Por quase três décadas, o direito tributário brasileiro conviveu com uma opção de política fiscal clara: tributar o lucro exclusivamente na pessoa jurídica e isentar os sócios quando do recebimento dos valores distribuídos. Esse modelo, inaugurado pelo art. 10 da Lei nº 9.249/1995[1], reconhecia que onerar novamente a mesma riqueza (já alcançada pelo IRPJ e pela CSLL na empresa) configuraria uma dupla incidência economicamente injustificável.
A Lei nº 15.270/2025[2] rompeu com essa lógica ao instituir a retenção mensal na fonte de 10% sobre lucros distribuídos superiores a R$ 50.000,00 mensais por pessoa jurídica a uma mesma pessoa física, bem como uma tributação mínima anual para contribuintes com rendimentos acima de R$ 600.000,00 anuais.

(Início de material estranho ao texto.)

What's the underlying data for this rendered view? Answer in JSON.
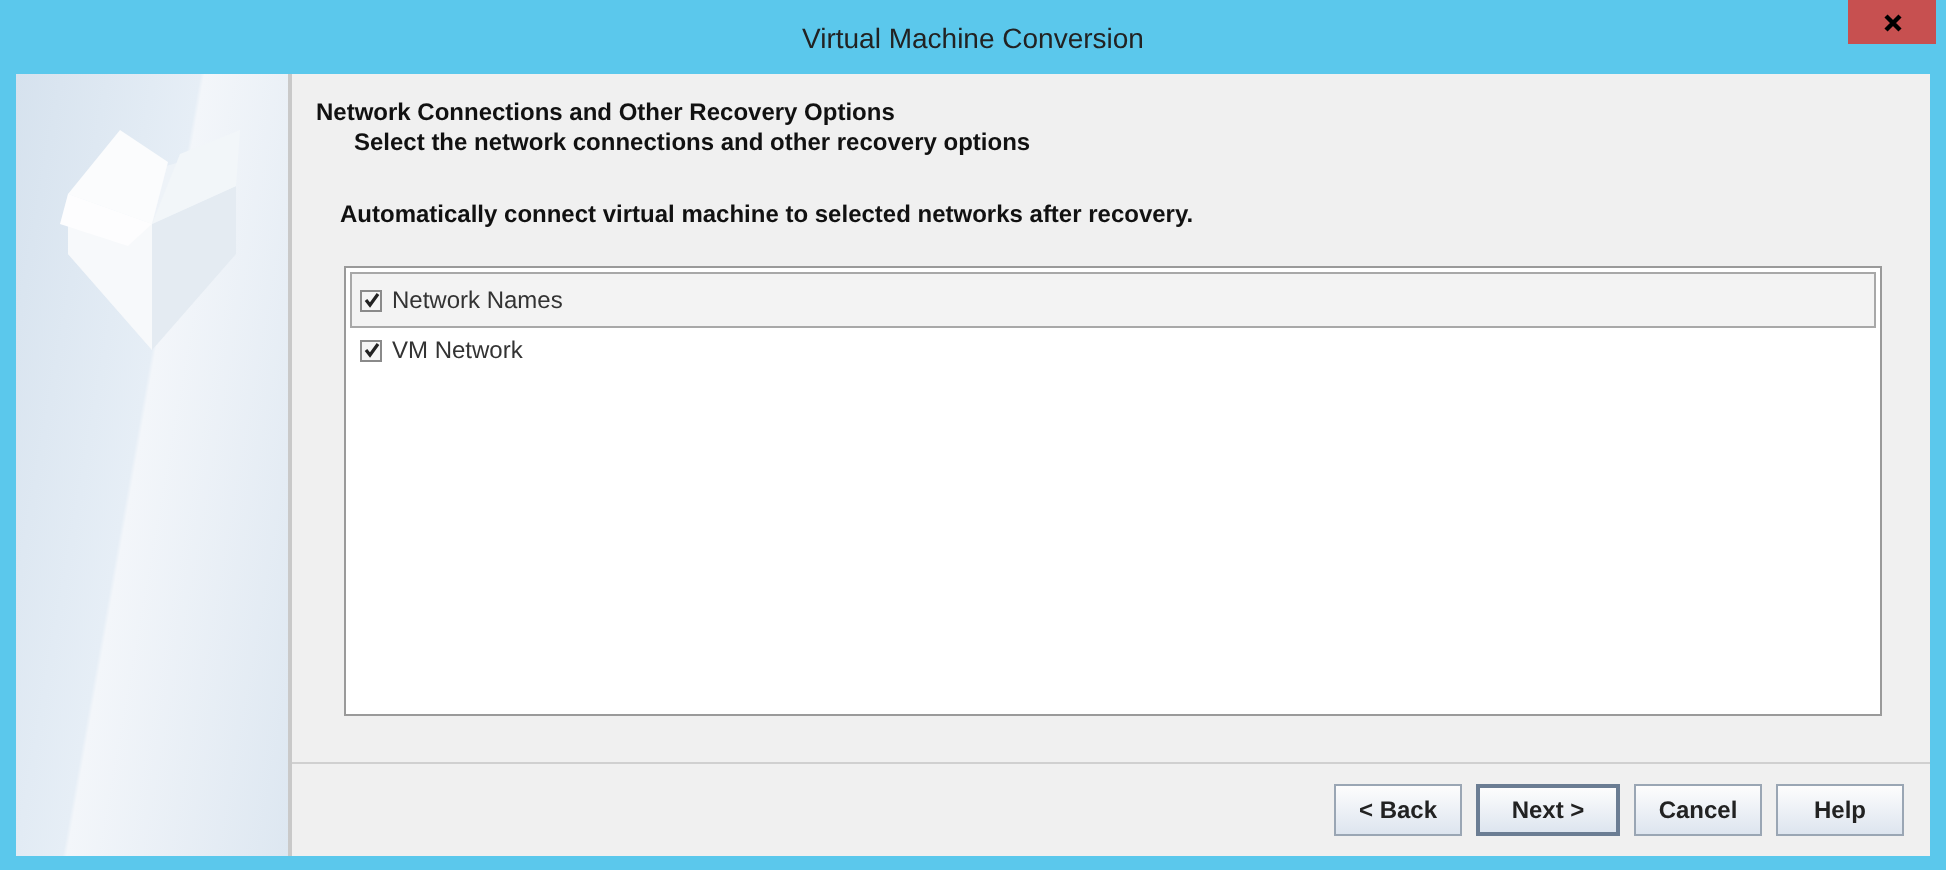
{
  "window": {
    "title": "Virtual Machine Conversion"
  },
  "page": {
    "heading": "Network Connections and Other Recovery Options",
    "subheading": "Select the network connections and other recovery options"
  },
  "instruction": "Automatically connect virtual machine to selected networks after recovery.",
  "network_table": {
    "header": {
      "label": "Network Names",
      "checked": true
    },
    "rows": [
      {
        "label": "VM Network",
        "checked": true
      }
    ]
  },
  "buttons": [
    {
      "label": "< Back",
      "default": false
    },
    {
      "label": "Next >",
      "default": true
    },
    {
      "label": "Cancel",
      "default": false
    },
    {
      "label": "Help",
      "default": false
    }
  ]
}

Para os escritórios de advocacia optantes pelo Simples Nacional, a ruptura é ainda mais grave: ela colide diretamente com a isenção expressamente prevista no art. 14 da Lei Complementar nº 123/2006[3], que integra o núcleo do regime tributário diferenciado constitucionalmente assegurado às microempresas e empresas de pequeno porte.
A natureza personalíssima da advocacia e sua relevância tributária
Compreender por que a extensão da nova tributação aos escritórios de advocacia é constitucionalmente problemática exige, antes, precisão conceitual. Nas sociedades de capital, o sócio investe recursos financeiros, assume risco empresarial e recebe, em contrapartida, dividendos que remuneram esse capital. Nos escritórios de advocacia, a realidade é estruturalmente diferente.
O Estatuto da Advocacia (Lei nº 8.906/1994[4]) veda a participação de não advogados no quadro societário e impõe responsabilidade pessoal e ilimitada dos sócios pelos atos praticados. Não há capital investido por terceiros, nem organização massiva de fatores de produção. O que existe é o trabalho intelectual e personalíssimo de cada advogado. Por isso, a distribuição de lucros nessas sociedades não é rendimento de capital, é, em sua essência econômica, a remuneração pelo exercício direto e pessoal da advocacia.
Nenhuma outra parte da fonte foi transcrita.